The Lebanese government sold dollar-denominated sovereign bonds to investors through its network of commercial banks. The Central Bank printed Lebanese Pounds by the billions. The Central Bank swapped the US dollar-denominated bonds with bonds denominated in LBP (which would not be a problem if the value of the LBP was indeed LBP15,000 to one US dollar, as pegged by the Central Bank. But remember, it had already lost 96 percent of its value). With US dollars in hand, the government could continue financing its imports and subsidies.

Still short of dollars, the Central Bank borrowed greenbacks from the commercial banks at interest rates as high as 15 percent. The catch – it would repay in LBP, which the government could simply print. High interest rates incentivized banks to sell more dollar-denominated bonds offering returns as high as 10 percent.

This scheme allowed the central bank to convert its printed money into dollars. These dollars were used to repay holders of dollar-denominated bonds. But once the dollars were consumed for bond repayments, the banking system was left with no more greenbacks to pay for imports. So it needed to sell even more dollar-denominated bonds. Meanwhile, the country’s foreign debts ballooned to a whopping 300 percent of GDP.
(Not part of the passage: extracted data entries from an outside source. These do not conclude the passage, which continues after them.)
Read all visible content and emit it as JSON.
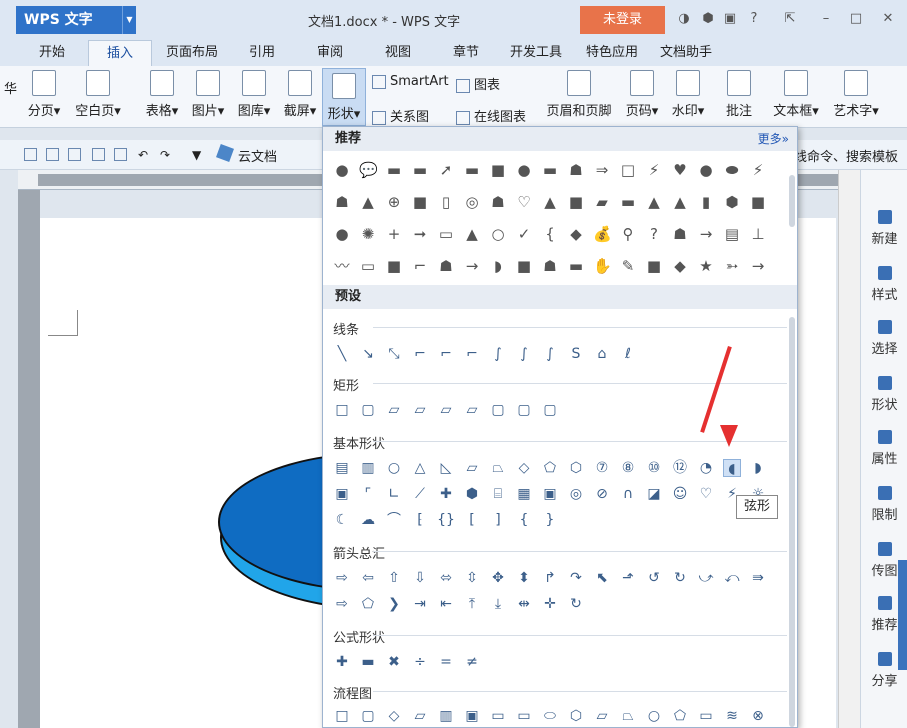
{
  "title_bar": {
    "app_name": "WPS 文字",
    "document_title": "文档1.docx * - WPS 文字",
    "login_label": "未登录"
  },
  "tabs": [
    "开始",
    "插入",
    "页面布局",
    "引用",
    "审阅",
    "视图",
    "章节",
    "开发工具",
    "特色应用",
    "文档助手"
  ],
  "active_tab": "插入",
  "ribbon": {
    "page_break": "分页",
    "blank_page": "空白页",
    "table": "表格",
    "picture": "图片",
    "gallery": "图库",
    "screenshot": "截屏",
    "shapes": "形状",
    "smartart": "SmartArt",
    "chart": "图表",
    "relation_chart": "关系图",
    "online_chart": "在线图表",
    "header_footer": "页眉和页脚",
    "page_number": "页码",
    "watermark": "水印",
    "comment": "批注",
    "textbox": "文本框",
    "wordart": "艺术字"
  },
  "quickbar": {
    "cloud_doc": "云文档",
    "right_text": "线命令、搜索模板"
  },
  "left_clip": "华",
  "shape_panel": {
    "recommended_title": "推荐",
    "more_label": "更多»",
    "preset_title": "预设",
    "groups": [
      "线条",
      "矩形",
      "基本形状",
      "箭头总汇",
      "公式形状",
      "流程图"
    ],
    "tooltip": "弦形"
  },
  "sidebar": [
    "新建",
    "样式",
    "选择",
    "形状",
    "属性",
    "限制",
    "传图",
    "推荐",
    "分享"
  ],
  "colors": {
    "accent": "#2f73c9",
    "login": "#e8734a",
    "oval_top": "#0f6cc2",
    "oval_side": "#21a5e9",
    "arrow": "#e53030"
  }
}
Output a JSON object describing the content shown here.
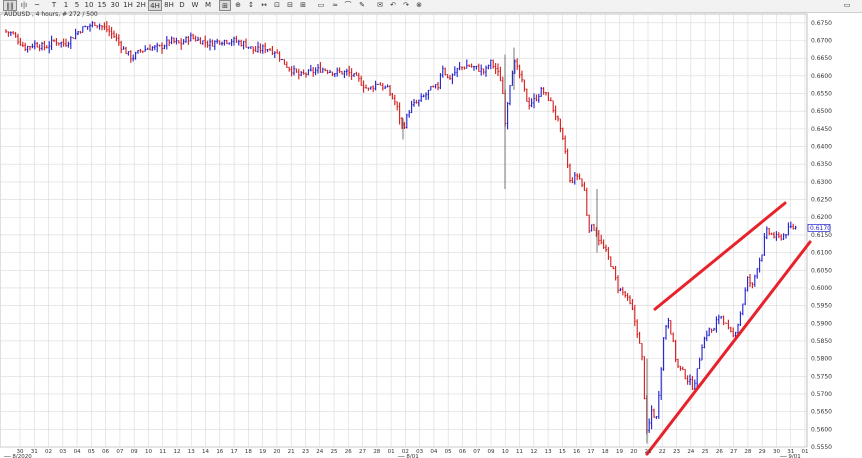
{
  "toolbar": {
    "items": [
      {
        "label": "‖‖",
        "icon": "bars-icon",
        "active": true
      },
      {
        "label": "ı|ı",
        "icon": "ohlc-icon",
        "active": false
      },
      {
        "label": "~",
        "icon": "line-icon",
        "active": false
      },
      {
        "label": "T",
        "active": false
      },
      {
        "label": "1",
        "active": false
      },
      {
        "label": "5",
        "active": false
      },
      {
        "label": "10",
        "active": false
      },
      {
        "label": "15",
        "active": false
      },
      {
        "label": "30",
        "active": false
      },
      {
        "label": "1H",
        "active": false
      },
      {
        "label": "2H",
        "active": false
      },
      {
        "label": "4H",
        "active": true
      },
      {
        "label": "8H",
        "active": false
      },
      {
        "label": "D",
        "active": false
      },
      {
        "label": "W",
        "active": false
      },
      {
        "label": "M",
        "active": false
      },
      {
        "label": "⊞",
        "icon": "crosshair-icon",
        "active": true
      },
      {
        "label": "⊕",
        "icon": "grid-icon",
        "active": false
      },
      {
        "label": "↕",
        "icon": "move-icon",
        "active": false
      },
      {
        "label": "↔",
        "icon": "pan-icon",
        "active": false
      },
      {
        "label": "⊡",
        "icon": "zoom-icon",
        "active": false
      },
      {
        "label": "⊟",
        "icon": "zoom-out-icon",
        "active": false
      },
      {
        "label": "⊞",
        "icon": "zoom-in-icon",
        "active": false
      },
      {
        "label": "▭",
        "icon": "box-icon",
        "active": false
      },
      {
        "label": "≈",
        "icon": "trendline-icon",
        "active": false
      },
      {
        "label": "⌒",
        "icon": "arc-icon",
        "active": false
      },
      {
        "label": "✎",
        "icon": "pen-icon",
        "active": false
      },
      {
        "label": "✉",
        "icon": "print-icon",
        "active": false
      },
      {
        "label": "↶",
        "icon": "undo-icon",
        "active": false
      },
      {
        "label": "↷",
        "icon": "redo-icon",
        "active": false
      },
      {
        "label": "⊗",
        "icon": "reset-icon",
        "active": false
      }
    ],
    "right_icon": "window-icon"
  },
  "ticker_label": "AUDUSD , 4 hours, # 272 / 500",
  "current_price": "0.6170",
  "price_labels": [
    "0.6750",
    "0.6700",
    "0.6650",
    "0.6600",
    "0.6550",
    "0.6500",
    "0.6450",
    "0.6400",
    "0.6350",
    "0.6300",
    "0.6250",
    "0.6200",
    "0.6150",
    "0.6100",
    "0.6050",
    "0.6000",
    "0.5950",
    "0.5900",
    "0.5850",
    "0.5800",
    "0.5750",
    "0.5700",
    "0.5650",
    "0.5600",
    "0.5550"
  ],
  "day_labels": [
    "30",
    "31",
    "02",
    "03",
    "04",
    "05",
    "06",
    "07",
    "09",
    "10",
    "11",
    "12",
    "13",
    "14",
    "16",
    "17",
    "18",
    "19",
    "20",
    "21",
    "23",
    "24",
    "25",
    "26",
    "27",
    "28",
    "01",
    "02",
    "03",
    "04",
    "05",
    "06",
    "07",
    "09",
    "10",
    "11",
    "12",
    "13",
    "15",
    "16",
    "17",
    "18",
    "19",
    "20",
    "21",
    "22",
    "23",
    "24",
    "25",
    "26",
    "27",
    "28",
    "29",
    "30",
    "31",
    "01"
  ],
  "month_labels": [
    "8/2020",
    "8/01",
    "9/01"
  ],
  "colors": {
    "up": "#1f1fcc",
    "down": "#d41a1a",
    "trendline": "#e8222a",
    "grid": "#d9d9d9",
    "axis": "#333333"
  },
  "chart_data": {
    "type": "ohlc-4h-bars",
    "symbol": "AUDUSD",
    "timeframe": "4 hours",
    "ylim": [
      0.555,
      0.6775
    ],
    "y_axis": "right",
    "x_axis_labels": "day of month",
    "price_path": [
      [
        0,
        0.673
      ],
      [
        12,
        0.672
      ],
      [
        25,
        0.668
      ],
      [
        35,
        0.669
      ],
      [
        45,
        0.668
      ],
      [
        55,
        0.67
      ],
      [
        65,
        0.669
      ],
      [
        80,
        0.673
      ],
      [
        95,
        0.675
      ],
      [
        108,
        0.673
      ],
      [
        115,
        0.671
      ],
      [
        122,
        0.668
      ],
      [
        132,
        0.665
      ],
      [
        140,
        0.667
      ],
      [
        150,
        0.668
      ],
      [
        160,
        0.668
      ],
      [
        170,
        0.67
      ],
      [
        180,
        0.669
      ],
      [
        190,
        0.671
      ],
      [
        200,
        0.67
      ],
      [
        210,
        0.669
      ],
      [
        220,
        0.67
      ],
      [
        232,
        0.67
      ],
      [
        245,
        0.669
      ],
      [
        255,
        0.667
      ],
      [
        265,
        0.668
      ],
      [
        275,
        0.667
      ],
      [
        283,
        0.664
      ],
      [
        290,
        0.662
      ],
      [
        300,
        0.66
      ],
      [
        310,
        0.661
      ],
      [
        322,
        0.662
      ],
      [
        335,
        0.661
      ],
      [
        348,
        0.661
      ],
      [
        358,
        0.659
      ],
      [
        368,
        0.656
      ],
      [
        378,
        0.658
      ],
      [
        388,
        0.656
      ],
      [
        396,
        0.652
      ],
      [
        403,
        0.645
      ],
      [
        410,
        0.651
      ],
      [
        420,
        0.653
      ],
      [
        430,
        0.656
      ],
      [
        438,
        0.657
      ],
      [
        442,
        0.663
      ],
      [
        448,
        0.659
      ],
      [
        458,
        0.662
      ],
      [
        468,
        0.663
      ],
      [
        478,
        0.662
      ],
      [
        485,
        0.661
      ],
      [
        490,
        0.664
      ],
      [
        496,
        0.662
      ],
      [
        502,
        0.658
      ],
      [
        505,
        0.647
      ],
      [
        510,
        0.658
      ],
      [
        514,
        0.664
      ],
      [
        520,
        0.66
      ],
      [
        528,
        0.652
      ],
      [
        534,
        0.653
      ],
      [
        542,
        0.656
      ],
      [
        550,
        0.653
      ],
      [
        558,
        0.647
      ],
      [
        565,
        0.639
      ],
      [
        570,
        0.63
      ],
      [
        578,
        0.632
      ],
      [
        585,
        0.627
      ],
      [
        588,
        0.617
      ],
      [
        595,
        0.617
      ],
      [
        600,
        0.613
      ],
      [
        606,
        0.61
      ],
      [
        612,
        0.606
      ],
      [
        618,
        0.6
      ],
      [
        625,
        0.598
      ],
      [
        632,
        0.594
      ],
      [
        637,
        0.588
      ],
      [
        642,
        0.58
      ],
      [
        647,
        0.558
      ],
      [
        652,
        0.566
      ],
      [
        656,
        0.562
      ],
      [
        660,
        0.574
      ],
      [
        664,
        0.587
      ],
      [
        668,
        0.592
      ],
      [
        672,
        0.586
      ],
      [
        677,
        0.578
      ],
      [
        683,
        0.576
      ],
      [
        688,
        0.574
      ],
      [
        693,
        0.572
      ],
      [
        697,
        0.576
      ],
      [
        702,
        0.584
      ],
      [
        708,
        0.588
      ],
      [
        714,
        0.588
      ],
      [
        718,
        0.592
      ],
      [
        722,
        0.592
      ],
      [
        728,
        0.588
      ],
      [
        733,
        0.586
      ],
      [
        738,
        0.59
      ],
      [
        743,
        0.596
      ],
      [
        748,
        0.603
      ],
      [
        752,
        0.6
      ],
      [
        757,
        0.606
      ],
      [
        762,
        0.61
      ],
      [
        766,
        0.616
      ],
      [
        772,
        0.615
      ],
      [
        778,
        0.614
      ],
      [
        784,
        0.615
      ],
      [
        790,
        0.617
      ]
    ],
    "trendlines": [
      {
        "name": "upper",
        "from": [
          655,
          0.594
        ],
        "to": [
          785,
          0.624
        ]
      },
      {
        "name": "lower",
        "from": [
          647,
          0.553
        ],
        "to": [
          810,
          0.613
        ]
      }
    ]
  }
}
World Bank described this financial mechanism as a Ponzi scheme. Lebanese bonds turned worthless soon after.

Exacerbating matters was the 2020 explosion of a stockpile of ammonium nitrate in downtown Beirut which caused $15 billion in damages. Evidently, government allowed a boatload of ammonium nitrate, an unstable explosive substance, to be kept in the port for several years. It was a disaster waiting to happen and an outright display of government’s incompetence. This led to the resignation of Prime Minister Hassan Diab and his Cabinet. The country remained leaderless until a new PM was named.

As everything unraveled, inflation soared to 180 percent and the economy contracted by 40 percent. Food scarcity followed, with eight of 10 Lebanese living in hunger.

Even today, depositors are unable to access their life savings from banks. This has led to nationwide protests, looting and bank robberies. The country is in anarchy. Lebanon is considered a failed state.

May our very own Bangko Sentral always maintain its independence from politicians and their agendas.